1. ORS 538.430(1) provides:“Subject to water rights existing on May 29, 1925, the City of Medford, in Jackson County, is granted the exclusive right to use for municipal purposes all the waters of Big Butte Creek, a tributary of Rogue River situated in Jackson County, and of the springs at the head which form the creek, and of its tributaries. The City of Medford, any of its officers, and others on its behalf may appropriate all the waters for these purposes and an application therefor may be made for the benefit of the city, either by it in its own name, or by any of its officers or by any other person on its behalf. No person shall appropriate or be granted a permit to use any of the waters except as provided in this section, and for the use and benefit of the city. But the City of Medford may, under this grant, divert such waters from their watershed and convey them to the city and elsewhere for use by it for municipal purposes, either within or without the city limits. All of such waters are withdrawn from future appropriation, except for such use and benefit of the City of Medford; provided however, that the Eagle Point Irrigation District may establish and use an additional point of diversion below the diversion point in use on April 1, 1953, under its permit number 6396 which authorizes the appropriation of not to exceed 100 cubic feet per second.”

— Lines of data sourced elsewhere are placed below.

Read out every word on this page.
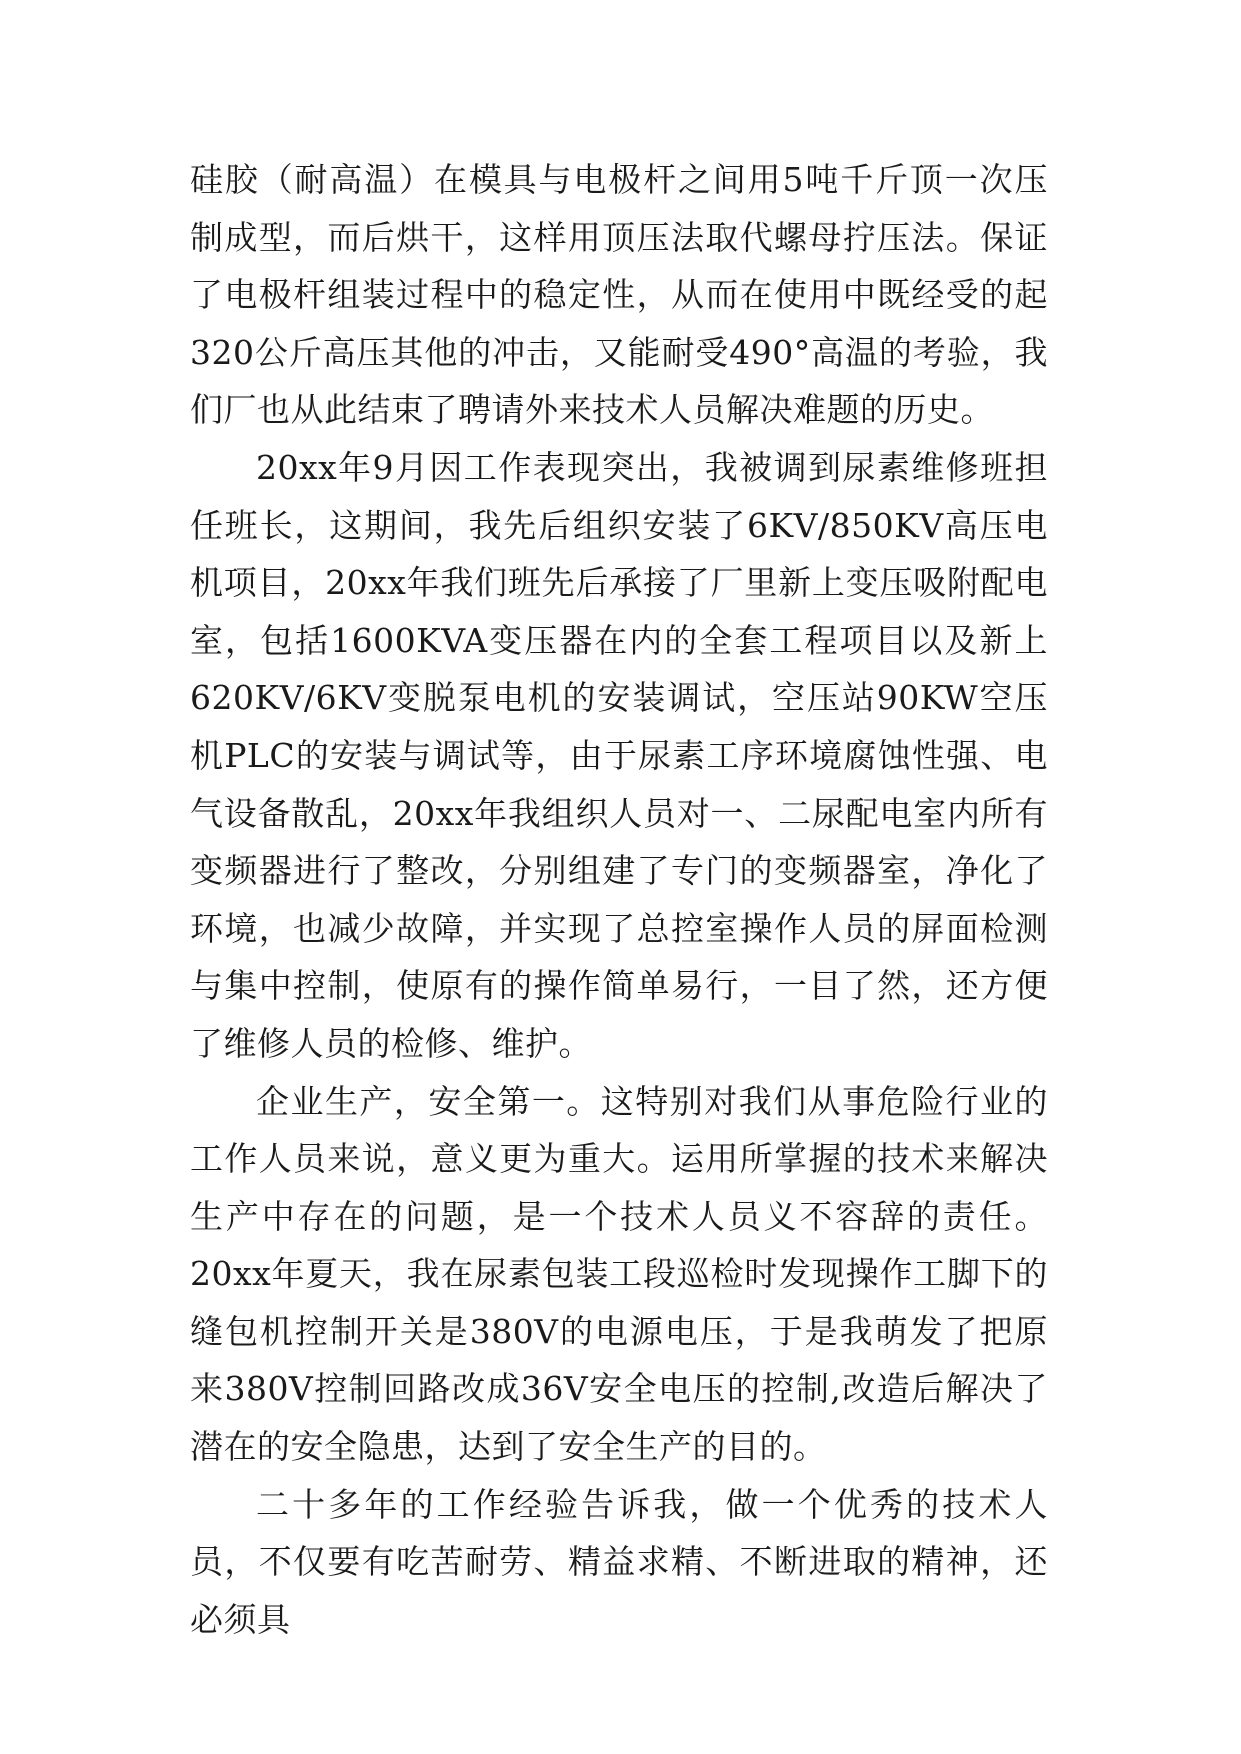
硅胶（耐高温）在模具与电极杆之间用5吨千斤顶一次压制成型，而后烘干，这样用顶压法取代螺母拧压法。保证了电极杆组装过程中的稳定性，从而在使用中既经受的起320公斤高压其他的冲击，又能耐受490°高温的考验，我们厂也从此结束了聘请外来技术人员解决难题的历史。

20xx年9月因工作表现突出，我被调到尿素维修班担任班长，这期间，我先后组织安装了6KV/850KV高压电机项目，20xx年我们班先后承接了厂里新上变压吸附配电室，包括1600KVA变压器在内的全套工程项目以及新上620KV/6KV变脱泵电机的安装调试，空压站90KW空压机PLC的安装与调试等，由于尿素工序环境腐蚀性强、电气设备散乱，20xx年我组织人员对一、二尿配电室内所有变频器进行了整改，分别组建了专门的变频器室，净化了环境，也减少故障，并实现了总控室操作人员的屏面检测与集中控制，使原有的操作简单易行，一目了然，还方便了维修人员的检修、维护。

企业生产，安全第一。这特别对我们从事危险行业的工作人员来说，意义更为重大。运用所掌握的技术来解决生产中存在的问题，是一个技术人员义不容辞的责任。20xx年夏天，我在尿素包装工段巡检时发现操作工脚下的缝包机控制开关是380V的电源电压，于是我萌发了把原来380V控制回路改成36V安全电压的控制,改造后解决了潜在的安全隐患，达到了安全生产的目的。

二十多年的工作经验告诉我，做一个优秀的技术人员，不仅要有吃苦耐劳、精益求精、不断进取的精神，还必须具
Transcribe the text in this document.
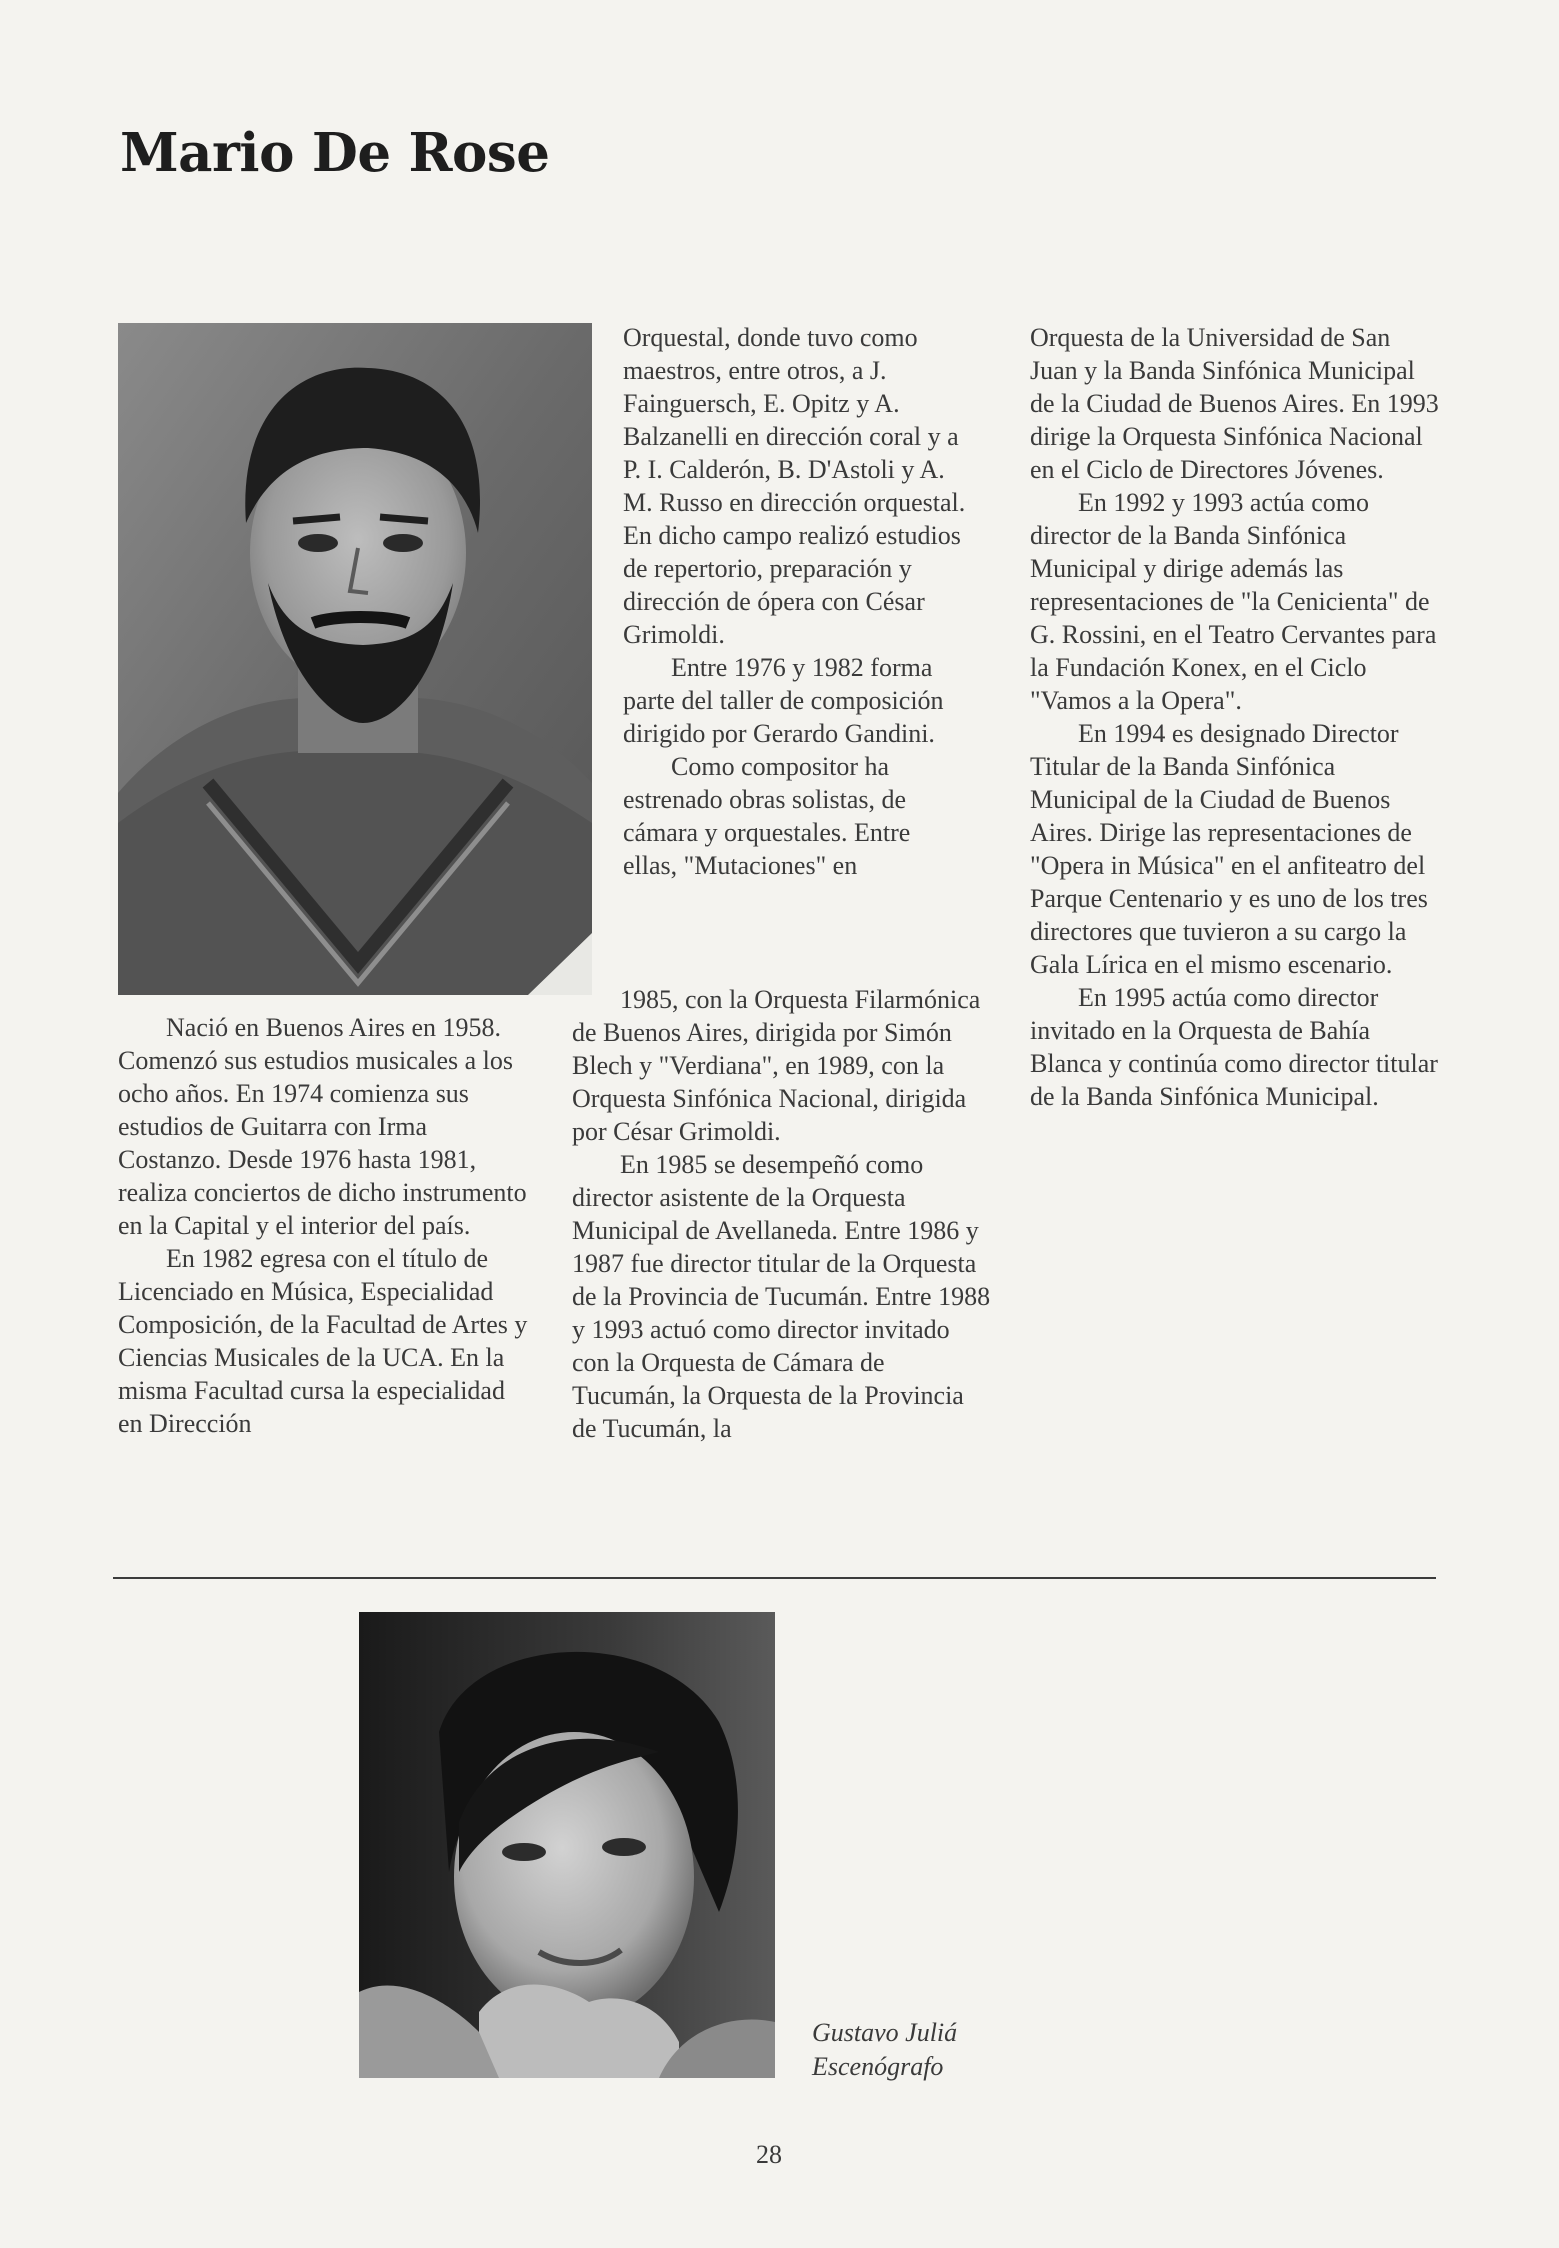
Mario De Rose

Nació en Buenos Aires en 1958. Comenzó sus estudios musicales a los ocho años. En 1974 comienza sus estudios de Guitarra con Irma Costanzo. Desde 1976 hasta 1981, realiza conciertos de dicho instrumento en la Capital y el interior del país.

En 1982 egresa con el título de Licenciado en Música, Especialidad Composición, de la Facultad de Artes y Ciencias Musicales de la UCA. En la misma Facultad cursa la especialidad en Dirección

Orquestal, donde tuvo como maestros, entre otros, a J. Fainguersch, E. Opitz y A. Balzanelli en dirección coral y a P. I. Calderón, B. D'Astoli y A. M. Russo en dirección orquestal. En dicho campo realizó estudios de repertorio, preparación y dirección de ópera con César Grimoldi.

Entre 1976 y 1982 forma parte del taller de composición dirigido por Gerardo Gandini.

Como compositor ha estrenado obras solistas, de cámara y orquestales. Entre ellas, "Mutaciones" en

1985, con la Orquesta Filarmónica de Buenos Aires, dirigida por Simón Blech y "Verdiana", en 1989, con la Orquesta Sinfónica Nacional, dirigida por César Grimoldi.

En 1985 se desempeñó como director asistente de la Orquesta Municipal de Avellaneda. Entre 1986 y 1987 fue director titular de la Orquesta de la Provincia de Tucumán. Entre 1988 y 1993 actuó como director invitado con la Orquesta de Cámara de Tucumán, la Orquesta de la Provincia de Tucumán, la

Orquesta de la Universidad de San Juan y la Banda Sinfónica Municipal de la Ciudad de Buenos Aires. En 1993 dirige la Orquesta Sinfónica Nacional en el Ciclo de Directores Jóvenes.

En 1992 y 1993 actúa como director de la Banda Sinfónica Municipal y dirige además las representaciones de "la Cenicienta" de G. Rossini, en el Teatro Cervantes para la Fundación Konex, en el Ciclo "Vamos a la Opera".

En 1994 es designado Director Titular de la Banda Sinfónica Municipal de la Ciudad de Buenos Aires. Dirige las representaciones de "Opera in Música" en el anfiteatro del Parque Centenario y es uno de los tres directores que tuvieron a su cargo la Gala Lírica en el mismo escenario.

En 1995 actúa como director invitado en la Orquesta de Bahía Blanca y continúa como director titular de la Banda Sinfónica Municipal.

Gustavo Juliá
Escenógrafo
28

2. The third final order contained a statement that was identical except for citing ORS 536.075 instead of ORS 537.409(9); petitioner raises no issues concerning the differences among the orders.
3. In one of his petitions for judicial review, petitioner alleged that he sought reconsideration of all three final orders. However, the letter to the department that he attached as an exhibit to the petition referred only to the two applications that the department had first approved and then rejected on reconsideration. Because the petition for review was untimely as to those orders for the reasons that we describe below, it was necessarily also untimely as to the third order, assuming that petitioner sought review of it.
4. Petitioner recognizes that the March 19 letter is not a final order denying reconsideration. In his petition, he did not ask the trial court to reverse the decision in that letter but to issue an order under ORS 183.490 requiring the state to issue a final order on his request for reconsideration that conforms to the requirements of ORS 536.075(1). Our holding that the denial of reconsideration occurred by operation of law before the department sent the March 19 letter means that the trial court could not have granted that request.
5. August 24, 2003, which was 60 days after June 25, was a Sunday. See ORS 174.120(1).
6. In the March 19 letter, the agency simply informed petitioner that the department “did not reconsider” the final orders in question. It thus referred to a departmental action-or, more correctly, a departmental failure to take action-that had occurred at some point in the past.
7. Petitioner recognizes that whether the water in question is actually diffuse surface water involves a question of fact that is not subject to summary judgment. The only issue on appeal is the legal question of whether diffuse surface water is within the department's regulatory authority.
8. By their terms, ORS 183.482, ORS 183.490, and ORS 183.500 are inapplicable to the present circumstances. Petitioner does not contend otherwise.